Suppose you have 5 machines and every 5th connection you receive requires an operation that will require 1 second. The other 4 can be solved in 100ms. Further, a new connection comes in every 100ms. The first connection comes in to the first machine and it starts processing. The next 4 will each be distributed out to the remaining nodes. Now the first machine is still processing the 1st 1second operation, but it now receives another 1 second operation regardless. If this continues we'll always be working machine 1 at capacity but all the other nodes are under utilized.
Now consider the same setup as before, but with a least-connection strategy. In this case our load balancer simply tracks how many connections each server is currently maintaining and we chose one with the least.
The first 1-second request comes into the first machine. However, since the incoming connections only require 100ms and they're spaced 100ms apart, only machines 2 and 3 will see this traffic.
Why? Because as requests come in machines 2 and 3 will be closing their connections out as fast as they are coming in.

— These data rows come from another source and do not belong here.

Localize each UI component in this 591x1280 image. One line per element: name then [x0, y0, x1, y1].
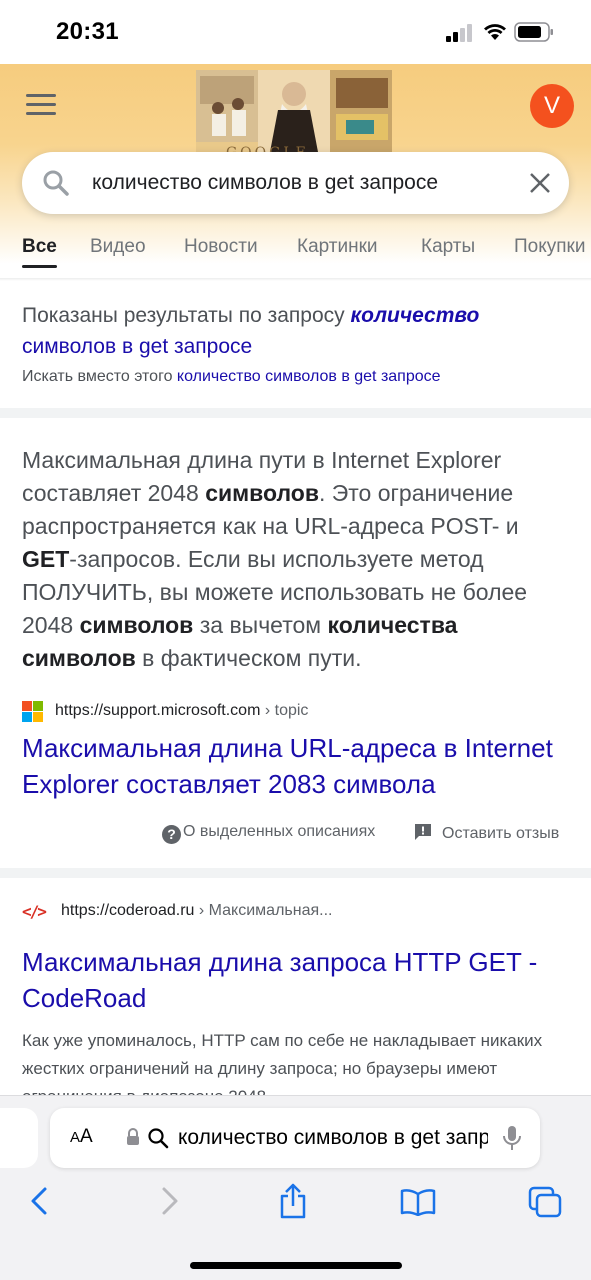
spelling-correction: Показаны результаты по запросу количеств… [22, 300, 572, 386]
tab-images[interactable]: Картинки [297, 236, 378, 258]
search-instead-link[interactable]: количество символов в get запросе [177, 368, 441, 385]
lock-icon [127, 1128, 139, 1145]
section-separator [0, 408, 591, 418]
address-bar[interactable]: AA количество символов в get запросе [50, 1108, 540, 1168]
battery-icon [514, 22, 553, 42]
snippet-bold: GET [22, 546, 70, 572]
help-icon: ? [162, 825, 181, 844]
reader-settings-button[interactable]: AA [70, 1126, 93, 1148]
tabs-icon[interactable] [528, 1186, 562, 1218]
source-path: › topic [260, 702, 309, 719]
aa-big: A [80, 1126, 93, 1147]
tab-video[interactable]: Видео [90, 236, 146, 258]
search-box[interactable]: количество символов в get запросе [22, 152, 569, 214]
close-icon[interactable] [528, 171, 552, 195]
snippet-text: в фактическом пути. [135, 645, 362, 671]
aa-small: A [70, 1129, 81, 1146]
corrected-query-bold[interactable]: количество [351, 304, 480, 327]
snippet-feedback-row: ? О выделенных описаниях Оставить отзыв [0, 823, 591, 847]
snippet-text: за вычетом [193, 612, 328, 638]
search-tabs: Все Видео Новости Картинки Карты Покупки [0, 220, 591, 280]
coderoad-favicon-icon: </> [22, 902, 47, 921]
showing-results-prefix: Показаны результаты по запросу [22, 304, 345, 327]
google-doodle[interactable]: GOOGLE [196, 70, 392, 160]
back-icon[interactable] [28, 1186, 52, 1216]
section-separator [0, 868, 591, 878]
microphone-icon[interactable] [502, 1124, 522, 1152]
feedback-icon [415, 824, 431, 840]
forward-icon[interactable] [157, 1186, 181, 1216]
search-instead-prefix: Искать вместо этого [22, 368, 173, 385]
feedback-label: Оставить отзыв [442, 825, 560, 842]
result-title-link[interactable]: Максимальная длина URL-адреса в Internet… [22, 730, 582, 802]
tab-all[interactable]: Все [22, 236, 57, 258]
source-path: › Максимальная... [194, 902, 333, 919]
address-text[interactable]: количество символов в get запросе [178, 1126, 488, 1150]
cellular-signal-icon [446, 24, 472, 42]
safari-toolbar: AA количество символов в get запросе [0, 1095, 591, 1280]
tab-news[interactable]: Новости [184, 236, 258, 258]
previous-tab-preview[interactable] [0, 1108, 38, 1168]
hamburger-menu-icon[interactable] [26, 94, 56, 118]
search-icon[interactable] [42, 169, 70, 197]
source-url: https://support.microsoft.com [55, 702, 261, 719]
status-bar: 20:31 [0, 0, 591, 64]
snippet-bold: символов [205, 480, 319, 506]
home-indicator [190, 1262, 402, 1269]
source-url: https://coderoad.ru [61, 902, 195, 919]
status-time: 20:31 [56, 18, 119, 45]
send-feedback-button[interactable]: Оставить отзыв [414, 823, 559, 843]
tab-shopping[interactable]: Покупки [514, 236, 585, 258]
search-input[interactable]: количество символов в get запросе [92, 171, 438, 195]
tabs-divider [0, 278, 591, 281]
active-tab-indicator [22, 265, 57, 268]
snippet-bold: символов [79, 612, 194, 638]
search-icon [148, 1128, 169, 1149]
featured-snippet-text: Максимальная длина пути в Internet Explo… [22, 444, 574, 675]
corrected-query-rest[interactable]: символов в get запросе [22, 335, 252, 358]
tab-maps[interactable]: Карты [421, 236, 475, 258]
result-title-link[interactable]: Максимальная длина запроса HTTP GET - Co… [22, 944, 582, 1016]
about-label: О выделенных описаниях [183, 823, 376, 840]
account-avatar[interactable]: V [530, 84, 574, 128]
microsoft-favicon-icon [22, 701, 43, 722]
wifi-icon [484, 24, 506, 40]
bookmarks-icon[interactable] [400, 1188, 436, 1216]
about-featured-snippets[interactable]: ? О выделенных описаниях [162, 823, 375, 844]
share-icon[interactable] [278, 1182, 308, 1220]
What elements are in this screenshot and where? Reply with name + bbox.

When the long 1 second request concludes the first machine will be available again and it will receive the next connection. Rather than equally exercising all machines in the cluster, low traffic periods only exercise small segments. However, the advantage is that we can better accommodate a heterogenous workload like the one described here during higher-traffic periods.
Downstream effects & Redis
When Redis is configured for aggressive server-side timeouts it means that under utilized machines run the risk of having their sockets closed out from under them when traffic underflows the cluster based on a least-connection strategy. In this particular distributed fault we would observe periods of low traffic that would leave certain processes/machines in the cluster starving for work, and by the time work came back, they wouldn't have sockets anymore and we'd see the exception. Luckily, this kind of socket error raises an EAGAIN exception, which essentially tells you the solution: "try again."
Never underestimate how something as "trivial" as a load balancing strategy can effect other segments of the environment. Ruby was doing what it was supposed to, Redis was doing what it was supposed to, and the load balancer was doing what it was supposed to. Distributed system faults can be tricky to track down, but assuming anything can fail at any time for any reason is a great starting place.